The cost and consequences of America's uncontrolled spending on entitlements is described in troubling detail in an important book being published this month. Written by Florida Trend Senior Editor Phillip Longman, it is titled "The Return of Thrift: How the Coming Collapse of the Middle Class Welfare State Will Reawaken Values in America" (The Free Press).

As the title makes clear, Longman's thesis is that the real problem for America is not the welfare mothers and other perennial scapegoats of the government's bloated budget. Welfare needs reform, but its cost pales next to the vast sums of federal funds transferred to the financially comfortable.

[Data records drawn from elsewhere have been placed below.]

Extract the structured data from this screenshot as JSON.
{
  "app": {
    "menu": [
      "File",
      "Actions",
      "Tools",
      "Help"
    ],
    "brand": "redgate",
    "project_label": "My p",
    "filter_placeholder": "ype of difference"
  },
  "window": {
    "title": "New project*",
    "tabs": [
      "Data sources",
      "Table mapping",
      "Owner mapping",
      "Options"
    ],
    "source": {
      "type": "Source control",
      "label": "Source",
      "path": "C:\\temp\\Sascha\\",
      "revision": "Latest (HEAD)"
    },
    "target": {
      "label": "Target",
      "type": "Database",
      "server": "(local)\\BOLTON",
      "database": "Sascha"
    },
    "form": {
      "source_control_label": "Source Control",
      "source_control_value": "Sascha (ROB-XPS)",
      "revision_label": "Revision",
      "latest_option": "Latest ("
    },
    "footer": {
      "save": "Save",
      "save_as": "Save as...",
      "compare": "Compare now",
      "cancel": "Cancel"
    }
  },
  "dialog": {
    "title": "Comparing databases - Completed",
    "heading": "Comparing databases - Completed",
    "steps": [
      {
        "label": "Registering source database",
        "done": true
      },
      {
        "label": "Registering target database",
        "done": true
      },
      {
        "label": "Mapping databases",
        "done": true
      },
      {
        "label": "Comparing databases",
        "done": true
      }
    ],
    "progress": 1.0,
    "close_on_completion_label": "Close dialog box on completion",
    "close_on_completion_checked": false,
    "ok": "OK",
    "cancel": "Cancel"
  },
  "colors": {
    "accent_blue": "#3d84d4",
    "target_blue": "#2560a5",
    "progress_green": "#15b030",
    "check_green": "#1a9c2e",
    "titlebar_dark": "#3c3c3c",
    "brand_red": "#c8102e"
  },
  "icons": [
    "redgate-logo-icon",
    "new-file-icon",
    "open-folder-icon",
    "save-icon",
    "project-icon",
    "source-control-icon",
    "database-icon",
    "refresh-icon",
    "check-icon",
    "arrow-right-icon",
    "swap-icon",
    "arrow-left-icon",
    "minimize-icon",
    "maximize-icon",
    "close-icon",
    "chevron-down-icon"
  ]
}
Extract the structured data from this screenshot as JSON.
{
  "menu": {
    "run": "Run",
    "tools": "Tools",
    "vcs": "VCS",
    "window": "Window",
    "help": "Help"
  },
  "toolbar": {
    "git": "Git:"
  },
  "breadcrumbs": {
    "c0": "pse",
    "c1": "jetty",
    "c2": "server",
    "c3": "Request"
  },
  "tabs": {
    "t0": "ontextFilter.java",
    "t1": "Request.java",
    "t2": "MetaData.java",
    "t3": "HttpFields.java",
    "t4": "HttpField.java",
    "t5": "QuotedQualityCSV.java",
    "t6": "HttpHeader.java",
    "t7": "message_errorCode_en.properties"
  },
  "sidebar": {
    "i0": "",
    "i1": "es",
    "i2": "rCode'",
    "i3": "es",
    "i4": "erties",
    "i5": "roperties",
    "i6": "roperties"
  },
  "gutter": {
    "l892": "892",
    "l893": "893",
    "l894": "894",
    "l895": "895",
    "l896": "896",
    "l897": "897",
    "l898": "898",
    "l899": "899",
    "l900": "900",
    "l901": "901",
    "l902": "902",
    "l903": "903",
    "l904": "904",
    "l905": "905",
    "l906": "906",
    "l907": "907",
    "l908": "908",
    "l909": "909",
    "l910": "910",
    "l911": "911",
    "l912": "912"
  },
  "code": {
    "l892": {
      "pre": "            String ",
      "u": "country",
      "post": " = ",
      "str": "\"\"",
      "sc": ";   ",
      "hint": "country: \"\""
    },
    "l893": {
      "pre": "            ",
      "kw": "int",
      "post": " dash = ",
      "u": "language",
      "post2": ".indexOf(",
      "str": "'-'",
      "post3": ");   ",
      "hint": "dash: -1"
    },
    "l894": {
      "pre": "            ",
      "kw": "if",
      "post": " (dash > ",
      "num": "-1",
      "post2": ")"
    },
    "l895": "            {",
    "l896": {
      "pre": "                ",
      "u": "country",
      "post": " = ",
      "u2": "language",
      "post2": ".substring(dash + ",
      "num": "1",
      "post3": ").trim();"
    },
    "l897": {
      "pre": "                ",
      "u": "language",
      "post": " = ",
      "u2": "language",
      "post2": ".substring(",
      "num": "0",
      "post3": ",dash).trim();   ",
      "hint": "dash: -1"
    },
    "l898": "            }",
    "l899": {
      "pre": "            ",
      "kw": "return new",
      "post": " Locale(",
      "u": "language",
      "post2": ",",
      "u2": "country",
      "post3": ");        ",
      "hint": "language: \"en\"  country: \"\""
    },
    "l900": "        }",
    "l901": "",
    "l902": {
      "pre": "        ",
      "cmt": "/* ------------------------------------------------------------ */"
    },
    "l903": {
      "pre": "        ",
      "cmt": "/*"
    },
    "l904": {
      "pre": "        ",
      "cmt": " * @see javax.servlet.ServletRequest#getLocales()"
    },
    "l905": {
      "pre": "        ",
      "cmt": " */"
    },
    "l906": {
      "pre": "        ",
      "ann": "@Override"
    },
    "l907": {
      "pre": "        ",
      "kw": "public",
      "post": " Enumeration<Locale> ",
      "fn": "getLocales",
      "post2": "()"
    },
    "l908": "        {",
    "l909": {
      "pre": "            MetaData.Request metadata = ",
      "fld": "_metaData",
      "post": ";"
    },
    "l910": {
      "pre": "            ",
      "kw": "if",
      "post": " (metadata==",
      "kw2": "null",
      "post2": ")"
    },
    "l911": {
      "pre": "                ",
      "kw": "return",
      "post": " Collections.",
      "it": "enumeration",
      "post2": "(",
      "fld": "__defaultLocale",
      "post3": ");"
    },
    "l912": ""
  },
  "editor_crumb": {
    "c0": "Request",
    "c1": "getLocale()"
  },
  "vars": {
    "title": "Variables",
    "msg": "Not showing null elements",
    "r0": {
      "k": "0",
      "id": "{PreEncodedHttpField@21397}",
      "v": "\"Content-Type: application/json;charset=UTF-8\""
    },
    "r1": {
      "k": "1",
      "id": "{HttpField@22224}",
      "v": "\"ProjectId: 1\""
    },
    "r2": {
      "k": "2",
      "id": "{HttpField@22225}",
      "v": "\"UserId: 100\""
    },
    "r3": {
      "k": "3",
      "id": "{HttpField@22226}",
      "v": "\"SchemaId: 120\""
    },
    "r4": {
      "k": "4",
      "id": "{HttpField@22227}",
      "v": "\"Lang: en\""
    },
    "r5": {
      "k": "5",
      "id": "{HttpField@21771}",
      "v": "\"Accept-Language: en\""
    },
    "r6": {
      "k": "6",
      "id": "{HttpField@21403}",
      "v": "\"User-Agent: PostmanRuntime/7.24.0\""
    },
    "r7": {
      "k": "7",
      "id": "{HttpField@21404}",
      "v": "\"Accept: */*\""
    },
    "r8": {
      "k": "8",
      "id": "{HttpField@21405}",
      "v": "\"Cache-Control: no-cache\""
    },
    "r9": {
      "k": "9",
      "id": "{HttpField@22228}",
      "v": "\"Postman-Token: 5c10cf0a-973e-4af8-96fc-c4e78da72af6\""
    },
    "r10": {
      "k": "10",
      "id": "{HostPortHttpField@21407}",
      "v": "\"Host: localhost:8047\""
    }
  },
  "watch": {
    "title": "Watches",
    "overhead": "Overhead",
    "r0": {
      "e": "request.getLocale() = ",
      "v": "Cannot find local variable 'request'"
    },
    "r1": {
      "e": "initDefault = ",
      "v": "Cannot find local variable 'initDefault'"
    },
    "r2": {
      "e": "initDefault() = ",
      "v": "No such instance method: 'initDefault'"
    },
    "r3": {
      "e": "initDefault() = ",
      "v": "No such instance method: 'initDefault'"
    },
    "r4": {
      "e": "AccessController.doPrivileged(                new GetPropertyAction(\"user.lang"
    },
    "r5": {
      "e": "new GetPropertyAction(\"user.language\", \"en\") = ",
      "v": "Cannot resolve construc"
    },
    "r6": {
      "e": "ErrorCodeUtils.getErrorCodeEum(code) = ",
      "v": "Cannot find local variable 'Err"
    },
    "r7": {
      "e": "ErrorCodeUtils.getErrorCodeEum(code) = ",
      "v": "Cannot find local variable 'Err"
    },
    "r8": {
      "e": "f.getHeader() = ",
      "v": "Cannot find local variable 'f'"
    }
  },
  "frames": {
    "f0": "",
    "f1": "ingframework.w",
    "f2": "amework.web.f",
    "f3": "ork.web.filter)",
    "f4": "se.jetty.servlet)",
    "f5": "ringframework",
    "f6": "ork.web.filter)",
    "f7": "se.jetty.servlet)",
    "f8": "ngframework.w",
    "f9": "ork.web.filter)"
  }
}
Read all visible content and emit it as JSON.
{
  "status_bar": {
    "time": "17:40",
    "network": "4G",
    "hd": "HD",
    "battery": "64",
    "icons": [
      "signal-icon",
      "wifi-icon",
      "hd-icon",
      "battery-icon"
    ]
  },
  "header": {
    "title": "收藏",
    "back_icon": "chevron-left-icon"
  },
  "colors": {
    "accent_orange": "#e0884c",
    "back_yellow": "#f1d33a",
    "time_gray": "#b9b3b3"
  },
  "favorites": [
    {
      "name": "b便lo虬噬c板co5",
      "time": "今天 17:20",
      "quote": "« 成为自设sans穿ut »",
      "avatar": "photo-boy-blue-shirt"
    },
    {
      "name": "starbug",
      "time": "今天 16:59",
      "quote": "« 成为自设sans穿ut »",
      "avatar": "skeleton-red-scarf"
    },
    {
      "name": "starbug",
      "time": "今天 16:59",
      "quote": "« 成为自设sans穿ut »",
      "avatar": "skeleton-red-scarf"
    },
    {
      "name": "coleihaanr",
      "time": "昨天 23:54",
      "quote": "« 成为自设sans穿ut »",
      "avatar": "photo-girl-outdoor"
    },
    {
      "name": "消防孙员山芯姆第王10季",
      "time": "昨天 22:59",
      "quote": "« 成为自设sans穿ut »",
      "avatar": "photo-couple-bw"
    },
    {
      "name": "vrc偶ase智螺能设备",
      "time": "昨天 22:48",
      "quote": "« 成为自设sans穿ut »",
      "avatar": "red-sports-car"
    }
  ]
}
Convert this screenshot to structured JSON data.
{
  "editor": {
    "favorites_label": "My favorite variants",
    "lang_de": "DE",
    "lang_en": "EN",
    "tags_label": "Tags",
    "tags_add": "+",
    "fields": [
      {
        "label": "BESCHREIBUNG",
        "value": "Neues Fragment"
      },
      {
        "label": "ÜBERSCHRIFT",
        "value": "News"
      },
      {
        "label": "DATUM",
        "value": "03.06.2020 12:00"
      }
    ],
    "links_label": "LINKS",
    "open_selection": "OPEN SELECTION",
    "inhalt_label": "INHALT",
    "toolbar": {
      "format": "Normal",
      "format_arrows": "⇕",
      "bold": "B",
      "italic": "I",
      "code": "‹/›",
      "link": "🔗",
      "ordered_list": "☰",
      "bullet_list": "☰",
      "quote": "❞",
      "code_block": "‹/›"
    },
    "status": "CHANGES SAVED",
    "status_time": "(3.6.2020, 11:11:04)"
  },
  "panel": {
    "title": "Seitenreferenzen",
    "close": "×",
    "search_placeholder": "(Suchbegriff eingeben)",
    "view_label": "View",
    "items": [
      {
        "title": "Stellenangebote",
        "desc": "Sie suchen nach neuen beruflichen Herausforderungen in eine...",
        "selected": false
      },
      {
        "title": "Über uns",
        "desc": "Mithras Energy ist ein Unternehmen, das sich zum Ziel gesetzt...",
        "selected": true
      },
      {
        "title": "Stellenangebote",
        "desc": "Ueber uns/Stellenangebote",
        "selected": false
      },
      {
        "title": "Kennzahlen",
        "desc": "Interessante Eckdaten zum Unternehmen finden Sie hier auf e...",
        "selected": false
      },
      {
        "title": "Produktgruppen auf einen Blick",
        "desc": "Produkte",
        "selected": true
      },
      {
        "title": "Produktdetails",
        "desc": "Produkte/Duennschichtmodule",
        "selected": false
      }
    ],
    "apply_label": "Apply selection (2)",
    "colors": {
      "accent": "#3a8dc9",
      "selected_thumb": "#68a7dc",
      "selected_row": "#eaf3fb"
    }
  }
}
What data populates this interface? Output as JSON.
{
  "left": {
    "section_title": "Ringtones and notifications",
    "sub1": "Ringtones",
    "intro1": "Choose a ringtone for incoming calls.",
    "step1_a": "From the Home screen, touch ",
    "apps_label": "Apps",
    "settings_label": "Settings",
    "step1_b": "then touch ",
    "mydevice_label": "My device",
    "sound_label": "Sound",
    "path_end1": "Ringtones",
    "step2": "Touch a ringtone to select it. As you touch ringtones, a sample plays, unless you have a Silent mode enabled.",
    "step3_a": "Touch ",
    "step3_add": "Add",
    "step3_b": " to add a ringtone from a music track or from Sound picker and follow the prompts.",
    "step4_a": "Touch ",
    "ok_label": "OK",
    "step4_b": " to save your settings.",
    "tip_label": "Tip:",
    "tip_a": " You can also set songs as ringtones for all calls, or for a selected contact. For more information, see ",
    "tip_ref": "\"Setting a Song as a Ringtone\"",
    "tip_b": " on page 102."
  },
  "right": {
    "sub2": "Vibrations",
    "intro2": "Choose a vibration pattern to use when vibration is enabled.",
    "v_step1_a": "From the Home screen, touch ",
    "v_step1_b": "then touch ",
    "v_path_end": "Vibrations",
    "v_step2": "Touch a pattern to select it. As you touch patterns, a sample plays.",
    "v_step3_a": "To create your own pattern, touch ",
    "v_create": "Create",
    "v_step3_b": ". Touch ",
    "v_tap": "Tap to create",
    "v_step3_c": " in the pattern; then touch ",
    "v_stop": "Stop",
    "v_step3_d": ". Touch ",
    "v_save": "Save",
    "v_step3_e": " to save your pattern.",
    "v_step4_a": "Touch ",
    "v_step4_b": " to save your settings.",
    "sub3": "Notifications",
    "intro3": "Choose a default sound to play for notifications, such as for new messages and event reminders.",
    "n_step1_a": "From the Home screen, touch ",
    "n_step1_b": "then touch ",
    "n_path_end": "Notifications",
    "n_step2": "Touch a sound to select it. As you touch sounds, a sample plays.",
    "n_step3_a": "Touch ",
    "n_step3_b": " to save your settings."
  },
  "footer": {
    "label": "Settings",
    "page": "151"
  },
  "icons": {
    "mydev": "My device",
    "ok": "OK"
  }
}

In reading Longman's book, I couldn't help returning again and again to Pogo's observation, "We have met the enemy and he is us."

Longman's book delineates, in lucid and unambiguous terms, how the failure to reform entitlements poses an extreme threat to the American standard of living in the next century. It's not as if Washington doesn't know about the threat. "In 1995," Longman notes, "President Clinton's Entitlement Commission found that unless appropriate policy changes were made, outlays for entitlements and interest on the national debt will consume all tax revenues collected by the federal government within 17 years."

What may make some readers uncomfortable is that the book makes clearer than I've ever seen before the role of the middle class in America's debt crisis ? and the inescapable sacrifices that eventually must be made by all of us. "In 1990," the book says, "fully 75% of all direct outlays for federal entitlements went to families earning $20,000 or more annually. Even families earning $50,000 or more are major consumers of the welfare state."

Longman confronts what he calls "middle-class America's $2 billion-a-day addiction to entitlements." He explains why the cost of entitlements has grown out of control, and what middle-class Americans must do, "starting now," to prepare for the inevitable collapse of the middle-class welfare state.